23 novembre 2025

Un vero capo non comanda, ma ispira

Ingresso don Carlo Dalla Verde nella chiesa di San Tomaso Cantuariense

Cristo Re 2025 (Ingresso don Carlo Dalla Verde)
(2 Sam 5,1-3; Sal 122; Col 1,12-20; Lc 23,35-43)
Chiesa di San Tomaso Cantuariense, domenica 23 novembre 2025

In verità io ti dico: oggi con me sarai nel paradiso”. Gesù sulla croce, tirando fuori ciò che gli resta di respiro, sussurra così a chi gli è accanto. Fino ad allora, ha fatto silenzio dinanzi alle provocazioni sarcastiche dei capi accusatori: “Ha salvato altri! Salvi se stesso, se è lui il Cristo di Dio, l’eletto”; non ha detto una parola davanti alle urla degli stessi soldati romani che lo deridono dicendo: “Se tu sei il re dei Giudei, salva te stesso”; e ancora ha stretto i denti quando l’altro malfattore addirittura lo ha insultato: “Non sei tu il Cristo? Salva te stesso e noi!”. Quando però Disma, che secondo la tradizione sarebbe il nome del buon ladrone, lo implora: “Gesù, ricordati di me quando entrerai nel tuo regno”, finalmente apre la bocca per un istante. Disma è colpevole almeno quanto l’altro di omicidio e di violenza. Tuttavia è uno che riconosce la propria colpa senza compiacersene. Cerca uno spiraglio di senso nell’incomprensibile, un appiglio che gli permetta di non affogare davanti alla morte. Vien da pensare alla brutale aggressione ai danni di un 21enne, ridotto quasi in fin di vita. Dopo aver colpito Davide, i quattro scriteriati si sono scambiati messaggini irridenti e sprezzanti.

Gesù, peraltro, col suo silenzio e con le sue parole svela chi è e che senso hanno le parole poste sulla sua testa. Gesù è riconosciuto come re, ma è un re… nudo. Nel senso stretto del termine. Non ha neanche un panno che copra le sue parti intime, come hanno poi fatto tutti gli artisti. È nudo come un ‘verme’, come chi non pensa per niente a sé stesso e finisce per attrarre a sé, proprio in virtù di questa sua apparente impotenza.  Regnare è servire. E non si può guidare gli altri senza perdersi e senza perdere i propri interessi, le proprie aspirazioni, i propri obiettivi. Non è così per i genitori? Quanti passi indietro quando è in gioco il bene dei figli? E quanti problemi, al contrario, quando gli adulti finiscono per mettersi avanti rispetto a chi sta crescendo?
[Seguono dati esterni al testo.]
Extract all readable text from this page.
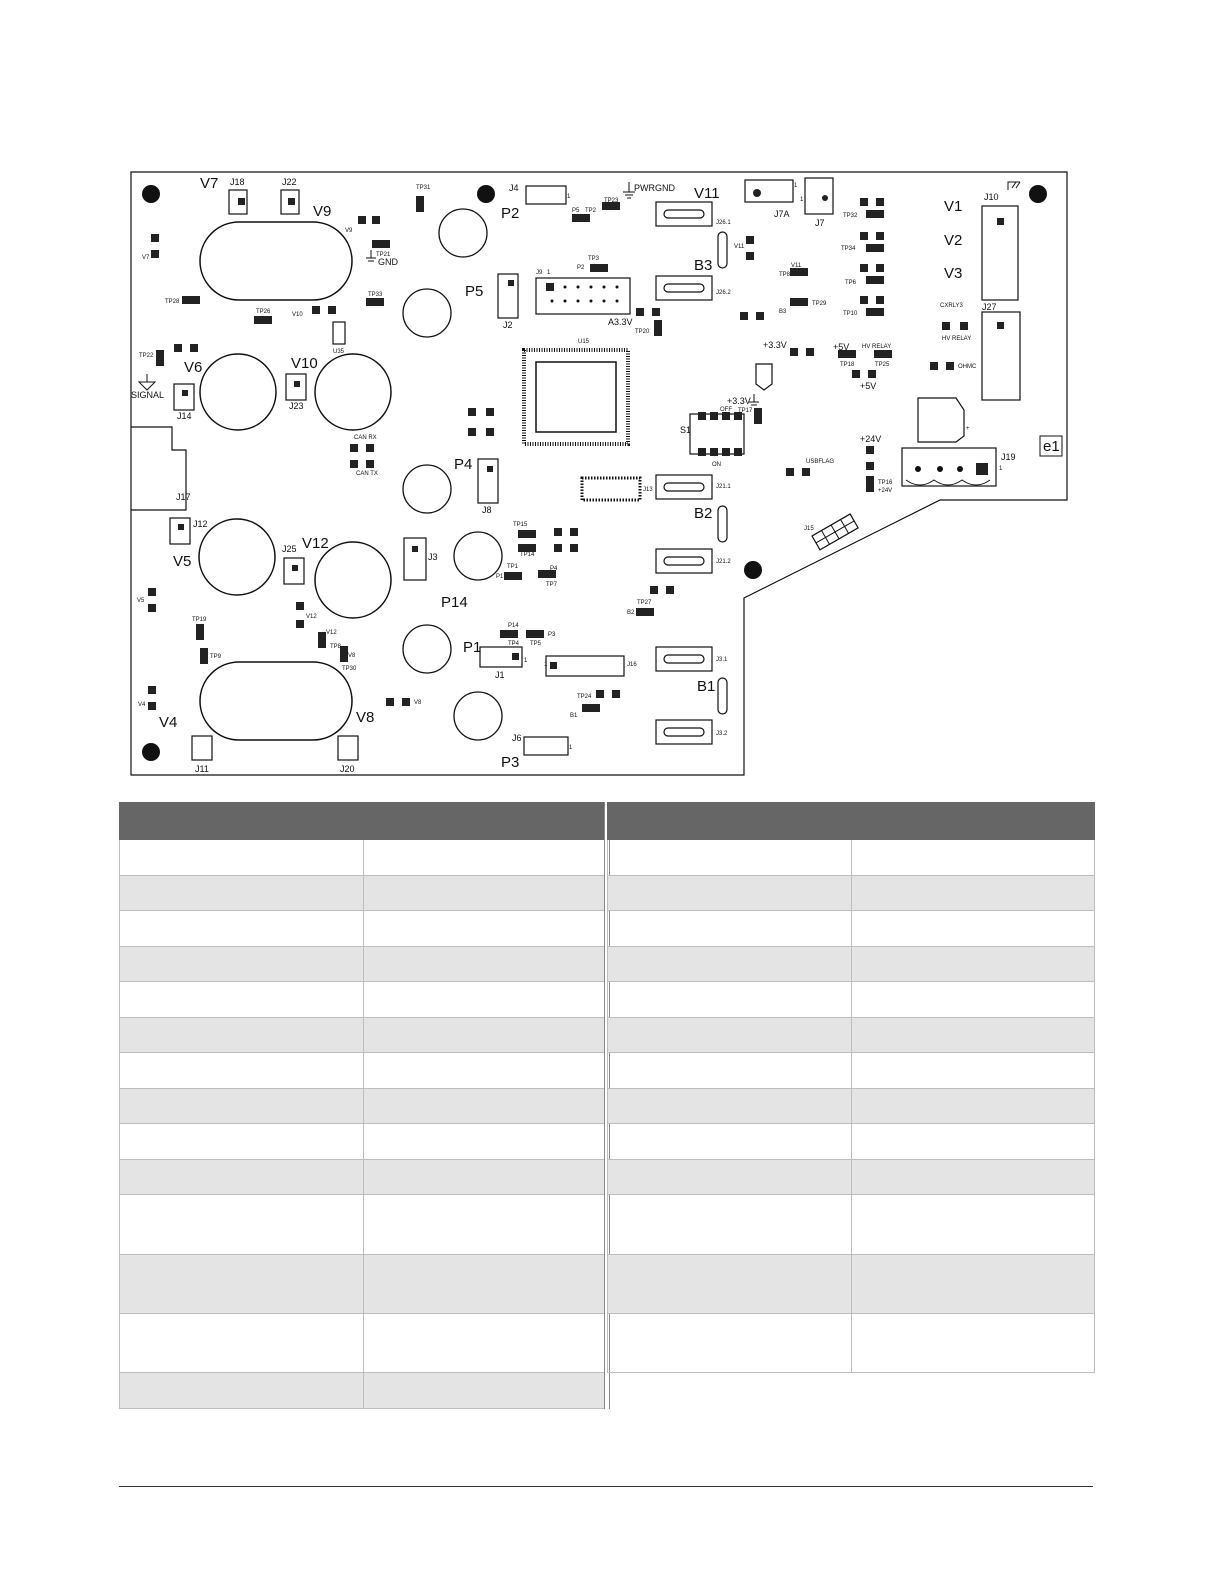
V7
V9	V1
V2
V3
V11
P2
P5
B3
V6	V10
P4
B2
e1
V5
V12
P14
P1
B1
V4	V8
P3
J18	J22
J4
J7A
J7
J10
J27
J9
J2
J26.1
J26.2
J14
J23
J17
J8
J13	J21.1
J21.2
J19
J12
J25
J3
J15
J1
J16
J3.1
J3.2
J6
J11	J20
TP31
TP23
TP2
TP3
TP21
TP28
TP26
TP33
TP22
TP20
TP32
TP34
TP6
TP10
TP8
TP29
TP18	TP25
TP17
TP16
TP15
TP14
TP1
TP7
TP27
TP4 TP5
TP19
TP9
TP8
TP30
TP24
PWRGND
GND
U15
U35
SIGNAL
A3.3V
+3.3V
+3.3V
+5V
+5V
+24V
+24V
HV RELAY
HV RELAY
CXRLY3
OHMC
CAN RX
CAN TX
S1
OFF
ON	USBFLAG
+
1
1
1
1
1
1
1
1
V9
V7
P5
P2
V10
V11
V11
B3
V5
V12
V12
V8
V8
V4
P14
P3
P4
P1
B2
B1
Chi comanda deve servire e non spadroneggiare, deve esercitare il potere per il bene di tutti. Allora ha senso prendersi questa responsabilità e non per pavoneggiare sé stessi. Ma è vero anche il contrario e cioè che chi serve finisce per comandare, nel senso di orientare. Non nel senso di spadroneggiare, ma in quello di attrarre. Per questo la guida richiede umiltà, coraggio e chiarezza. E non ci si limiti a dire: “Va’ a farlo!”, ma “andiamo a farlo!”. Oggi abbiamo o il potere senza servizio o il servizio che rinuncia a guidare. Un vero capo non comanda, ma ispira, traduce così la visione in realtà. Comandare, pertanto, è servire e servire è comandare.

Stasera don Carlo è stato indicato come co-parroco di queste tre parrocchie in attesa a giugno di diventarne il parroco, succedendo definitivamente a don Romano che ringraziamo per il suo lungo e generoso servizio. L’augurio, caro don Carlo, è che tu serva come meglio puoi a Veronetta, facendo sì che questo spicchio di bellezza e di vitalità possa essere un ulteriore ambito di vita di una città come Verona che non può essere circoscritta al solo centro storico, ma ha in essa tante anime che la rendono unica.